Prinzessin Diana, die ehemalige Frau des britischen Thronfolgers Charles, bleibt eine der meistdiskutierten und umstrittensten Figuren des 20. Jahrhunderts. Ihr tragischer Tod im Jahr 1997 heizte das öffentliche Interesse an ihrem Leben, ihrer Liebe, ihrem Leiden und ihrem philanthropischen Engagement nur an. Filmstudios und Fernsehsender auf der ganzen Welt setzen ihre Bemühungen fort, Filme zu erstellen, die versuchen, ihr Rätsel zu entschlüsseln.
Es gibt sowohl fiktionale Filme, die eine eigene Sichtweise auf die Ereignisse anbieten, als auch Dokumentarfilme, die versuchen, die Geschichte so genau wie möglich auf der Grundlage von Fakten zu rekonstruieren. Jeder Film bietet seinen eigenen Blick auf die „Königin der Herzen“ und beleuchtet verschiedene Phasen ihres Lebens – von der verliebten Braut bis zur einsamen Frau in der Falle der königlichen Familie.

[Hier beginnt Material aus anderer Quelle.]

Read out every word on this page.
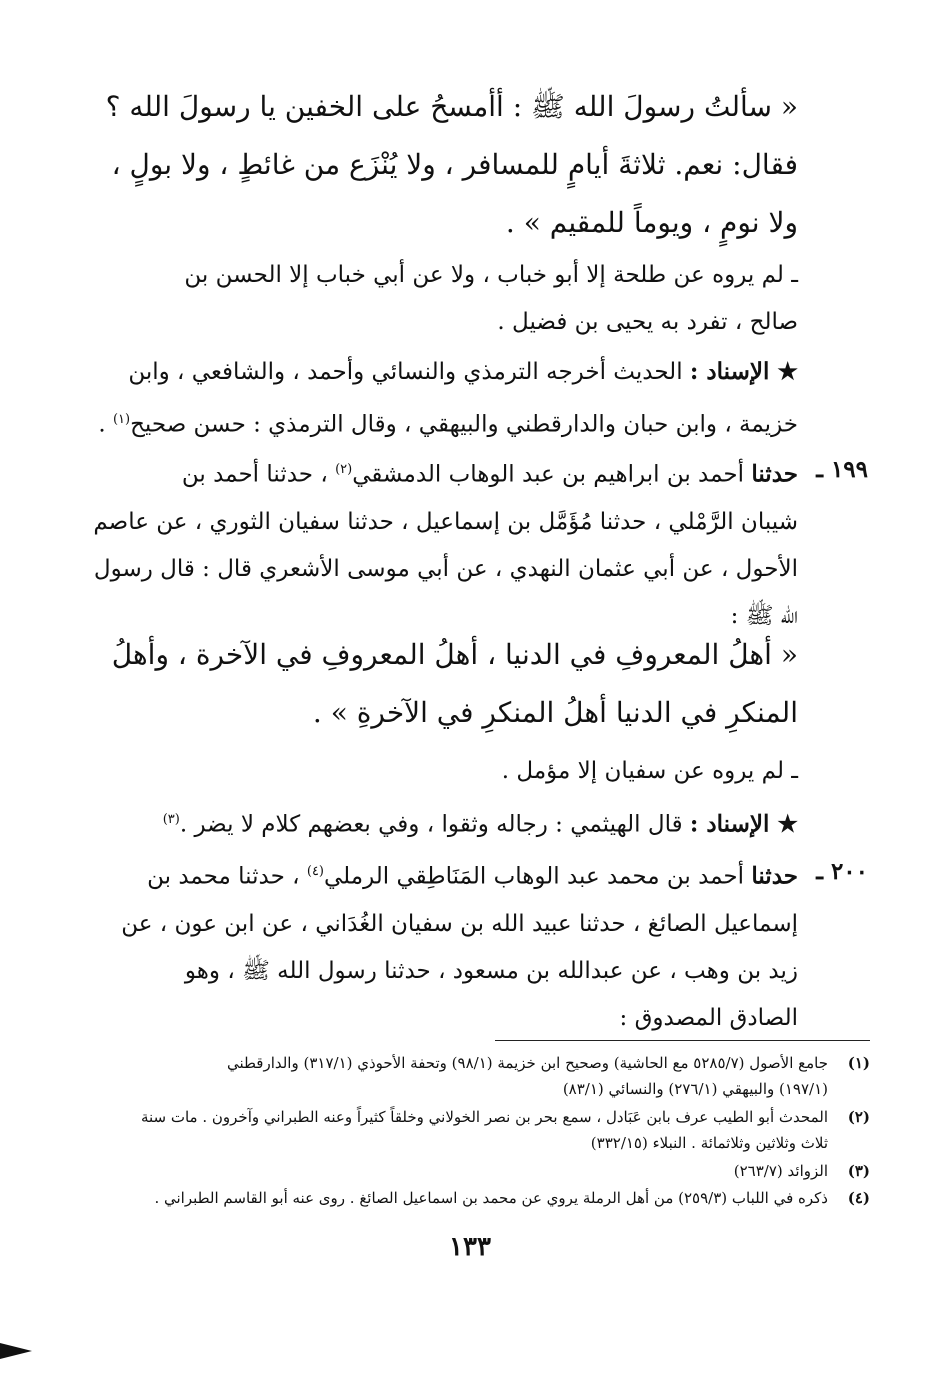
« سألتُ رسولَ الله ﷺ : أأمسحُ على الخفين يا رسولَ الله ؟
فقال: نعم. ثلاثةَ أيامٍ للمسافر ، ولا يُنْزَع من غائطٍ ، ولا بولٍ ،
ولا نومٍ ، ويوماً للمقيم » .
ـ لم يروه عن طلحة إلا أبو خباب ، ولا عن أبي خباب إلا الحسن بن
صالح ، تفرد به يحيى بن فضيل .
★ الإسناد : الحديث أخرجه الترمذي والنسائي وأحمد ، والشافعي ، وابن
خزيمة ، وابن حبان والدارقطني والبيهقي ، وقال الترمذي : حسن صحيح$^{(١)}$ .
١٩٩ ـ
حدثنا أحمد بن ابراهيم بن عبد الوهاب الدمشقي$^{(٢)}$ ، حدثنا أحمد بن
شيبان الرَّمْلي ، حدثنا مُؤَمَّل بن إسماعيل ، حدثنا سفيان الثوري ، عن عاصم
الأحول ، عن أبي عثمان النهدي ، عن أبي موسى الأشعري قال : قال رسول
الله ﷺ :
« أهلُ المعروفِ في الدنيا ، أهلُ المعروفِ في الآخرة ، وأهلُ
المنكرِ في الدنيا أهلُ المنكرِ في الآخرةِ » .
ـ لم يروه عن سفيان إلا مؤمل .
★ الإسناد : قال الهيثمي : رجاله وثقوا ، وفي بعضهم كلام لا يضر .$^{(٣)}$
٢٠٠ ـ
حدثنا أحمد بن محمد عبد الوهاب المَنَاطِقي الرملي$^{(٤)}$ ، حدثنا محمد بن
إسماعيل الصائغ ، حدثنا عبيد الله بن سفيان الغُدَاني ، عن ابن عون ، عن
زيد بن وهب ، عن عبدالله بن مسعود ، حدثنا رسول الله ﷺ ، وهو
الصادق المصدوق :
(١)جامع الأصول (٥٢٨٥/٧ مع الحاشية) وصحيح ابن خزيمة (٩٨/١) وتحفة الأحوذي (٣١٧/١) والدارقطني
(١٩٧/١) والبيهقي (٢٧٦/١) والنسائي (٨٣/١)
(٢)المحدث أبو الطيب عرف بابن عَبَادل ، سمع بحر بن نصر الخولاني وخلقاً كثيراً وعنه الطبراني وآخرون . مات سنة
ثلاث وثلاثين وثلاثمائة . النبلاء (٣٣٢/١٥)
(٣)الزوائد (٢٦٣/٧)
(٤)ذكره في اللباب (٢٥٩/٣) من أهل الرملة يروي عن محمد بن اسماعيل الصائغ . روى عنه أبو القاسم الطبراني .
١٣٣
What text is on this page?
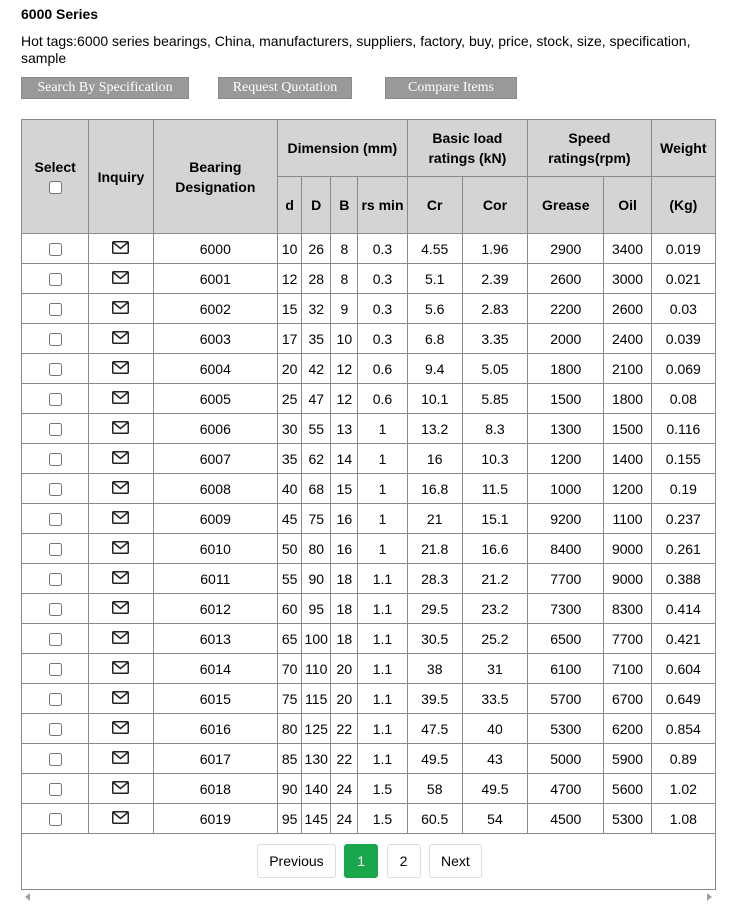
6000 Series

Hot tags:6000 series bearings, China, manufacturers, suppliers, factory, buy, price, stock, size, specification, sample

Search By Specification	Request Quotation	Compare Items
Select	Inquiry	Bearing Designation	Dimension (mm)				Basic load ratings (kN)		Speed ratings(rpm)		Weight
			d	D	B	rs min	Cr	Cor	Grease	Oil	(Kg)
		6000	10	26	8	0.3	4.55	1.96	2900	3400	0.019
		6001	12	28	8	0.3	5.1	2.39	2600	3000	0.021
		6002	15	32	9	0.3	5.6	2.83	2200	2600	0.03
		6003	17	35	10	0.3	6.8	3.35	2000	2400	0.039
		6004	20	42	12	0.6	9.4	5.05	1800	2100	0.069
		6005	25	47	12	0.6	10.1	5.85	1500	1800	0.08
		6006	30	55	13	1	13.2	8.3	1300	1500	0.116
		6007	35	62	14	1	16	10.3	1200	1400	0.155
		6008	40	68	15	1	16.8	11.5	1000	1200	0.19
		6009	45	75	16	1	21	15.1	9200	1100	0.237
		6010	50	80	16	1	21.8	16.6	8400	9000	0.261
		6011	55	90	18	1.1	28.3	21.2	7700	9000	0.388
		6012	60	95	18	1.1	29.5	23.2	7300	8300	0.414
		6013	65	100	18	1.1	30.5	25.2	6500	7700	0.421
		6014	70	110	20	1.1	38	31	6100	7100	0.604
		6015	75	115	20	1.1	39.5	33.5	5700	6700	0.649
		6016	80	125	22	1.1	47.5	40	5300	6200	0.854
		6017	85	130	22	1.1	49.5	43	5000	5900	0.89
		6018	90	140	24	1.5	58	49.5	4700	5600	1.02
		6019	95	145	24	1.5	60.5	54	4500	5300	1.08
Previous 1 2 Next
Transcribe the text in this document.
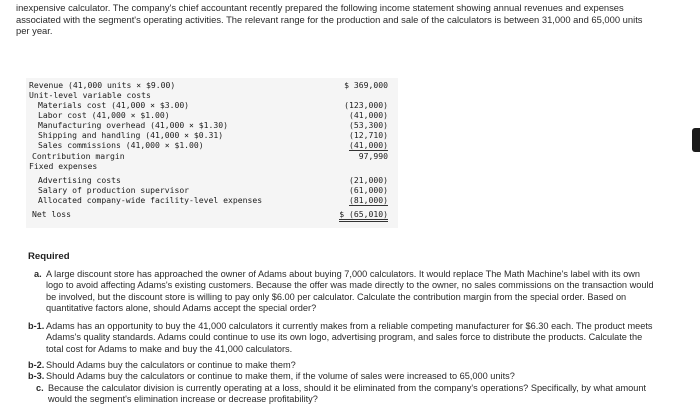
inexpensive calculator. The company's chief accountant recently prepared the following income statement showing annual revenues and expenses associated with the segment's operating activities. The relevant range for the production and sale of the calculators is between 31,000 and 65,000 units per year.

Revenue (41,000 units × $9.00)

	$ 369,000

Unit-level variable costs

Materials cost (41,000 × $3.00)

	(123,000)

Labor cost (41,000 × $1.00)

	(41,000)

Manufacturing overhead (41,000 × $1.30)

	(53,300)

Shipping and handling (41,000 × $0.31)

	(12,710)

Sales commissions (41,000 × $1.00)

	(41,000)

Contribution margin

	97,990

Fixed expenses

Advertising costs

	(21,000)

Salary of production supervisor

	(61,000)

Allocated company-wide facility-level expenses

	(81,000)

Net loss

	$ (65,010)

Required
a. A large discount store has approached the owner of Adams about buying 7,000 calculators. It would replace The Math Machine's label with its own logo to avoid affecting Adams's existing customers. Because the offer was made directly to the owner, no sales commissions on the transaction would be involved, but the discount store is willing to pay only $6.00 per calculator. Calculate the contribution margin from the special order. Based on quantitative factors alone, should Adams accept the special order?
b-1. Adams has an opportunity to buy the 41,000 calculators it currently makes from a reliable competing manufacturer for $6.30 each. The product meets Adams's quality standards. Adams could continue to use its own logo, advertising program, and sales force to distribute the products. Calculate the total cost for Adams to make and buy the 41,000 calculators.
b-2. Should Adams buy the calculators or continue to make them?
b-3. Should Adams buy the calculators or continue to make them, if the volume of sales were increased to 65,000 units?
c. Because the calculator division is currently operating at a loss, should it be eliminated from the company's operations? Specifically, by what amount would the segment's elimination increase or decrease profitability?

Filme über Prinzessin Diana
Es gibt zahlreiche Filme, die Diana gewidmet sind, die sich sowohl im Genre als auch im chronologischen Umfang unterscheiden. Sie reichen von akademischen Studien bis zu freieren künstlerischen Interpretationen. Einige von ihnen konzentrieren sich auf bestimmte Ereignisse, wie ihren Tod oder ihre unglückliche Ehe. Andere versuchen, ihr ganzes Leben zu erfassen. Lassen Sie uns die bedeutendsten unter ihnen betrachten.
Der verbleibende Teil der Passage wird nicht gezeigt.